Nearest neighbor prediction based on a list of marker genes
Author: Yujin Hoshida (Broad Institute)
Contact:
gp-help@broadinstitute.org
Algorithm Version:
Summary
This module performs class prediction using a predefined list of marker genes for multiple (≥2) classes [1,2]. Such marker genes are usually selected based on fold change, t-statistic, correlation coefficient, regression coefficient, etc. These numerical values indicate the relative importance of each gene in the list and often help improve accuracy of the class prediction. The module can take such values as “weight” for 2-class prediction (optional).

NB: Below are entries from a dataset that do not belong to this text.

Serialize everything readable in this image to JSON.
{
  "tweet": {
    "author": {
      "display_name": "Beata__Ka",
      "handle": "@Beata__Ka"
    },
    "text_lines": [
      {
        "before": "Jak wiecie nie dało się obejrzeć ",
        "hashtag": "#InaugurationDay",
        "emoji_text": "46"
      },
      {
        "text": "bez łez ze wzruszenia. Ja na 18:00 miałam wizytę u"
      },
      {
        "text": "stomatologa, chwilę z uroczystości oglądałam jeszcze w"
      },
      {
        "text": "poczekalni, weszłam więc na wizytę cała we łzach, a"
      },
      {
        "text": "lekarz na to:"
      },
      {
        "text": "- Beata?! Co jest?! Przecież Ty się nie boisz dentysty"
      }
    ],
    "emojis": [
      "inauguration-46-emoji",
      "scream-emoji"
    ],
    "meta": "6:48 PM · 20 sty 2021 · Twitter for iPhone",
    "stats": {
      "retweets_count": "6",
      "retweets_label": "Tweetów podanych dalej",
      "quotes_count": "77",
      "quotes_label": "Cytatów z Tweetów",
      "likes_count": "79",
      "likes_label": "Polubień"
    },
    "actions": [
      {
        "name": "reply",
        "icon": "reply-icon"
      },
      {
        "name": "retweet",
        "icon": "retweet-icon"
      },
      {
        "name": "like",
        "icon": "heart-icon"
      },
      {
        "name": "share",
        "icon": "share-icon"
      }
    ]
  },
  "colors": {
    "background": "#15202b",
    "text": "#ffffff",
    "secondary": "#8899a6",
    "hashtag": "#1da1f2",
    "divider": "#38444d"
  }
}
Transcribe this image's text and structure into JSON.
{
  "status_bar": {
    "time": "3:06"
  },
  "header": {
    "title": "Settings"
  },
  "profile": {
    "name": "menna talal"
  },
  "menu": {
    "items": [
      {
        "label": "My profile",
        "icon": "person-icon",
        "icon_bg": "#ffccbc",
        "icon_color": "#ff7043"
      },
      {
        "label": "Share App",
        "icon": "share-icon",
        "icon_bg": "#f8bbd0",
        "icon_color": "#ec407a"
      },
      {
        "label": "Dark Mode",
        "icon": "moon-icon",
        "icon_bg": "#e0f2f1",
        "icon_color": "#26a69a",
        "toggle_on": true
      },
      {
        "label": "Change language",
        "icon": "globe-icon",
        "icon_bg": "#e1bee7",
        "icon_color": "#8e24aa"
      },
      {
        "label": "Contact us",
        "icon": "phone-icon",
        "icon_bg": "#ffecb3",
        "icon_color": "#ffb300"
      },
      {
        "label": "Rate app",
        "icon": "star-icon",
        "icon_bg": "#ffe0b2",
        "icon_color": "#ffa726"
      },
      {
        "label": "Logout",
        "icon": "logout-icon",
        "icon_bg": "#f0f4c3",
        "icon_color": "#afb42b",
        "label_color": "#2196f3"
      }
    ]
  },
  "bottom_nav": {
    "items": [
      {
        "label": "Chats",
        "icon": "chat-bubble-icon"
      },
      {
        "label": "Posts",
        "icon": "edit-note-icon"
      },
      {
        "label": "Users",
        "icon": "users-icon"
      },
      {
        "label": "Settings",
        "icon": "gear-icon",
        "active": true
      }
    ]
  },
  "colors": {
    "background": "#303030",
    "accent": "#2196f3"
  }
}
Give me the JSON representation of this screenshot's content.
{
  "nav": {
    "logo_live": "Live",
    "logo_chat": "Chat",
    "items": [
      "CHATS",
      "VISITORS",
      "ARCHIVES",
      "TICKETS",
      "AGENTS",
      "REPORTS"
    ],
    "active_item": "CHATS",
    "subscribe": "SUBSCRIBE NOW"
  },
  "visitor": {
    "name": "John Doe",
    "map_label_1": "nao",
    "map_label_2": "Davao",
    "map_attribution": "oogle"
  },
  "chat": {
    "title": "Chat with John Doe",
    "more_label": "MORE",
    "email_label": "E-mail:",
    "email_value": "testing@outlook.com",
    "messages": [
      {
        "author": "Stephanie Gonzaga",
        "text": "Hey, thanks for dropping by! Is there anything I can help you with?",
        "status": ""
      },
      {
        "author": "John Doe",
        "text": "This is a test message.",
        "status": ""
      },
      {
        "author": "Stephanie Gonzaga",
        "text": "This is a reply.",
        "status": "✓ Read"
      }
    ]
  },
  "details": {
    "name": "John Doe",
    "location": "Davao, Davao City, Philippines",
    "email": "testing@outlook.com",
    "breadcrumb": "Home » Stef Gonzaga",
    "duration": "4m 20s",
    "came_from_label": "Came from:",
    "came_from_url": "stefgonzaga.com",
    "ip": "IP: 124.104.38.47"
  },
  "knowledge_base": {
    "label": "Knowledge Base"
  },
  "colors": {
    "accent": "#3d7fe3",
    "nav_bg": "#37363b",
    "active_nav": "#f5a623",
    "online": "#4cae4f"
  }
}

As measures of significance of the prediction for each sample, the module computes nominal p-value, false discovery rate (FDR) [3], and Bonferroni-corrected p-value based on a random resampling-based test.
Graphic output, including a heatmap of the marker genes, is generated if the users’ graphic device supports “png”. Alternatively, users can run the HeatMapViewer module to generate a heatmap of the marker genes based on the .gct and .cls files output by the NearestTemplatePrediction module.
References
- Hoshida Y, et al. Gene Expression in Fixed Tissues and Outcome in Hepatocellular Carcinoma. N Engl J Med 2008; 359(19):1995-2004.
- Xu L, et al. Gene Expression Changes in an Animal Melanoma Model Correlate with Aggressiveness of Human Melanoma Metastases. Molecular Cancer Research 2008;6:760-769.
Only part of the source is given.